Technological stumbles and high-fives
The transition from 2D pixel art to 3D backgrounds and characters hasn’t done the series much good, as the former feature mostly lifeless locations and the latter are often rather ugly. It’s not as bad as the atrocity Simon the Sorcerer 3D, as the comic look remains and some of the animations are pretty good, but it doesn’t help the game’s aesthetics. However, the game engine makes for some nice cinematic cutscenes that might not be on par with the cartoon quality of The Curse of Monkey Island, but which still add some much-needed motion to proceedings. Voice acting and music are again great with convincing performances all around, while very catchy tunes and atmospheric set-pieces accompany each scenario or sequence appropriately.

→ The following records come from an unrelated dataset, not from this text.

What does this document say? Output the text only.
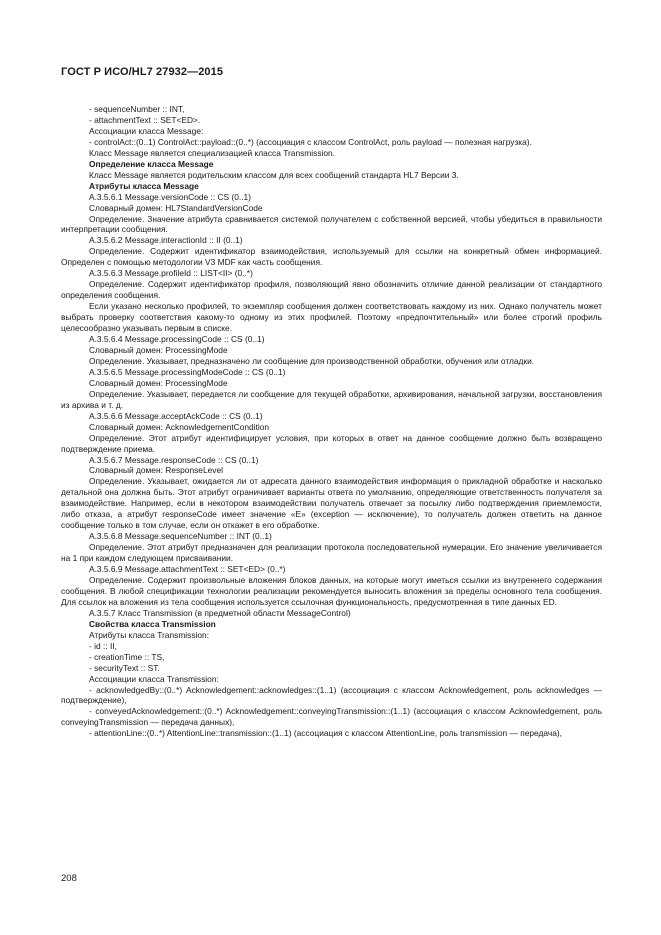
ГОСТ Р ИСО/HL7 27932—2015

- sequenceNumber :: INT,

- attachmentText :: SET<ED>.

Ассоциации класса Message:

- controlAct::(0..1) ControlAct::payload::(0..*) (ассоциация с классом ControlAct, роль payload — полезная нагрузка).

Класс Message является специализацией класса Transmission.

Определение класса Message

Класс Message является родительским классом для всех сообщений стандарта HL7 Версии 3.

Атрибуты класса Message

A.3.5.6.1 Message.versionCode :: CS (0..1)

Словарный домен: HL7StandardVersionCode

Определение. Значение атрибута сравнивается системой получателем с собственной версией, чтобы убедиться в правильности интерпретации сообщения.

A.3.5.6.2 Message.interactionId :: II (0..1)

Определение. Содержит идентификатор взаимодействия, используемый для ссылки на конкретный обмен информацией. Определен с помощью методологии V3 MDF как часть сообщения.

A.3.5.6.3 Message.profileId :: LIST<II> (0..*)

Определение. Содержит идентификатор профиля, позволяющий явно обозначить отличие данной реализации от стандартного определения сообщения.

Если указано несколько профилей, то экземпляр сообщения должен соответствовать каждому из них. Однако получатель может выбрать проверку соответствия какому-то одному из этих профилей. Поэтому «предпочтительный» или более строгий профиль целесообразно указывать первым в списке.

A.3.5.6.4 Message.processingCode :: CS (0..1)

Словарный домен: ProcessingMode

Определение. Указывает, предназначено ли сообщение для производственной обработки, обучения или отладки.

A.3.5.6.5 Message.processingModeCode :: CS (0..1)

Словарный домен: ProcessingMode

Определение. Указывает, передается ли сообщение для текущей обработки, архивирования, начальной загрузки, восстановления из архива и т. д.

A.3.5.6.6 Message.acceptAckCode :: CS (0..1)

Словарный домен: AcknowledgementCondition

Определение. Этот атрибут идентифицирует условия, при которых в ответ на данное сообщение должно быть возвращено подтверждение приема.

A.3.5.6.7 Message.responseCode :: CS (0..1)

Словарный домен: ResponseLevel

Определение. Указывает, ожидается ли от адресата данного взаимодействия информация о прикладной обработке и насколько детальной она должна быть. Этот атрибут ограничивает варианты ответа по умолчанию, определяющие ответственность получателя за взаимодействие. Например, если в некотором взаимодействии получатель отвечает за посылку либо подтверждения приемлемости, либо отказа, а атрибут responseCode имеет значение «E» (exception — исключение), то получатель должен ответить на данное сообщение только в том случае, если он откажет в его обработке.

A.3.5.6.8 Message.sequenceNumber :: INT (0..1)

Определение. Этот атрибут предназначен для реализации протокола последовательной нумерации. Его значение увеличивается на 1 при каждом следующем присваивании.

A.3.5.6.9 Message.attachmentText :: SET<ED> (0..*)

Определение. Содержит произвольные вложения блоков данных, на которые могут иметься ссылки из внутреннего содержания сообщения. В любой спецификации технологии реализации рекомендуется выносить вложения за пределы основного тела сообщения. Для ссылок на вложения из тела сообщения используется ссылочная функциональность, предусмотренная в типе данных ED.

A.3.5.7 Класс Transmission (в предметной области MessageControl)

Свойства класса Transmission

Атрибуты класса Transmission:

- id :: II,

- creationTime :: TS,

- securityText :: ST.

Ассоциации класса Transmission:

- acknowledgedBy::(0..*) Acknowledgement::acknowledges::(1..1) (ассоциация с классом Acknowledgement, роль acknowledges — подтверждение),

- conveyedAcknowledgement::(0..*) Acknowledgement::conveyingTransmission::(1..1) (ассоциация с классом Acknowledgement, роль conveyingTransmission — передача данных),

- attentionLine::(0..*) AttentionLine::transmission::(1..1) (ассоциация с классом AttentionLine, роль transmission — передача),

208
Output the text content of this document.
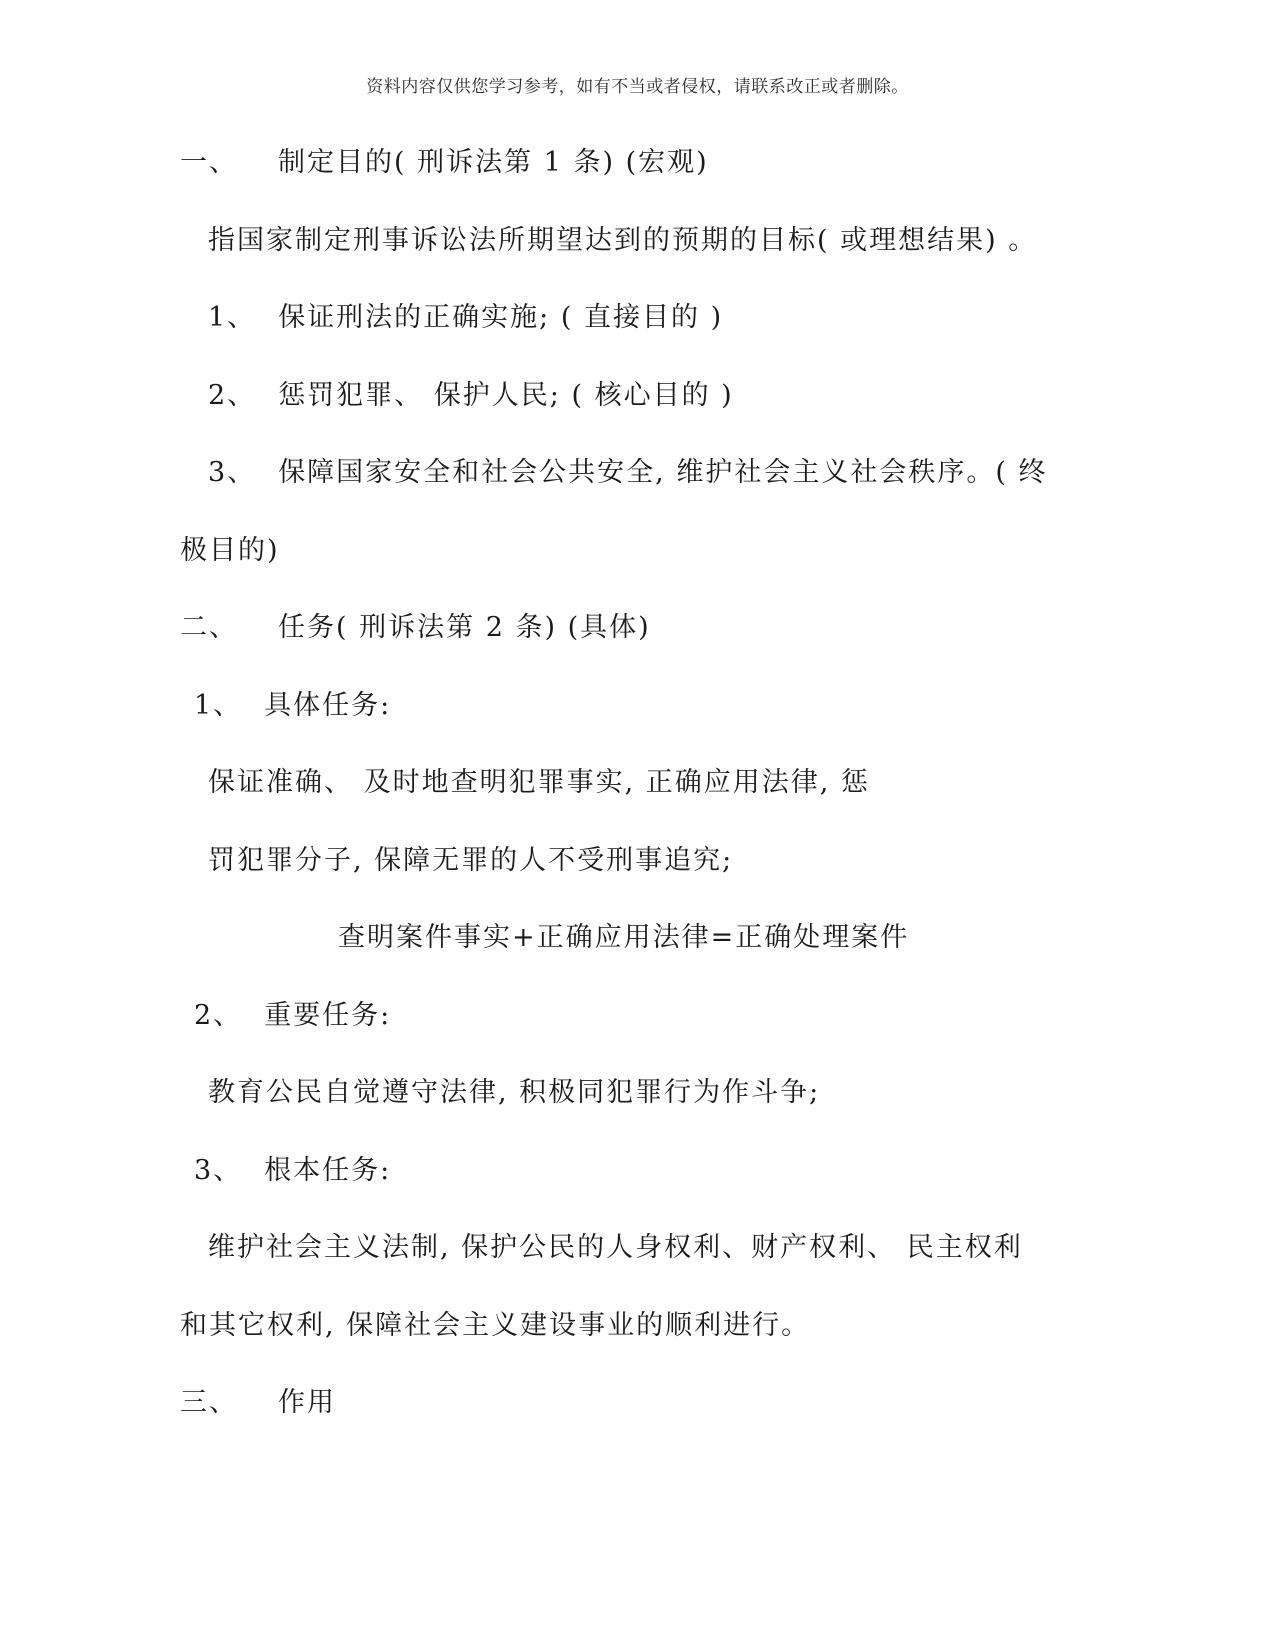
资料内容仅供您学习参考，如有不当或者侵权，请联系改正或者删除。
一、 制定目的( 刑诉法第 1 条) (宏观)
指国家制定刑事诉讼法所期望达到的预期的目标( 或理想结果) 。
1、 保证刑法的正确实施; ( 直接目的 )
2、 惩罚犯罪、 保护人民; ( 核心目的 )
3、 保障国家安全和社会公共安全, 维护社会主义社会秩序。( 终
极目的)
二、 任务( 刑诉法第 2 条) (具体)
1、 具体任务:
保证准确、 及时地查明犯罪事实, 正确应用法律, 惩
罚犯罪分子, 保障无罪的人不受刑事追究;
查明案件事实+正确应用法律=正确处理案件
2、 重要任务:
教育公民自觉遵守法律, 积极同犯罪行为作斗争;
3、 根本任务:
维护社会主义法制, 保护公民的人身权利、财产权利、 民主权利
和其它权利, 保障社会主义建设事业的顺利进行。
三、 作用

Not a classic example of 3D failure
Escape from Monkey Island hasn’t the best reputation, as it was the final adventure game of LucasArts. By trying to capitalize on the 3D craze and to please console players, its art design and controls have suffered in the process. However, compared to the third Simon the Sorcerer game which failed on so many technical levels that it became almost unplayable, it’s still a very fun title to play today. It features a storyline that is refreshingly different from its precursors, has many memorable characters and imaginative puzzles to solve. Granted, the quality sometimes varies in writing and game design, but it still remains a game that ends the series on a high note, except for that legendarily frustrating Monkey Kombat mini-game.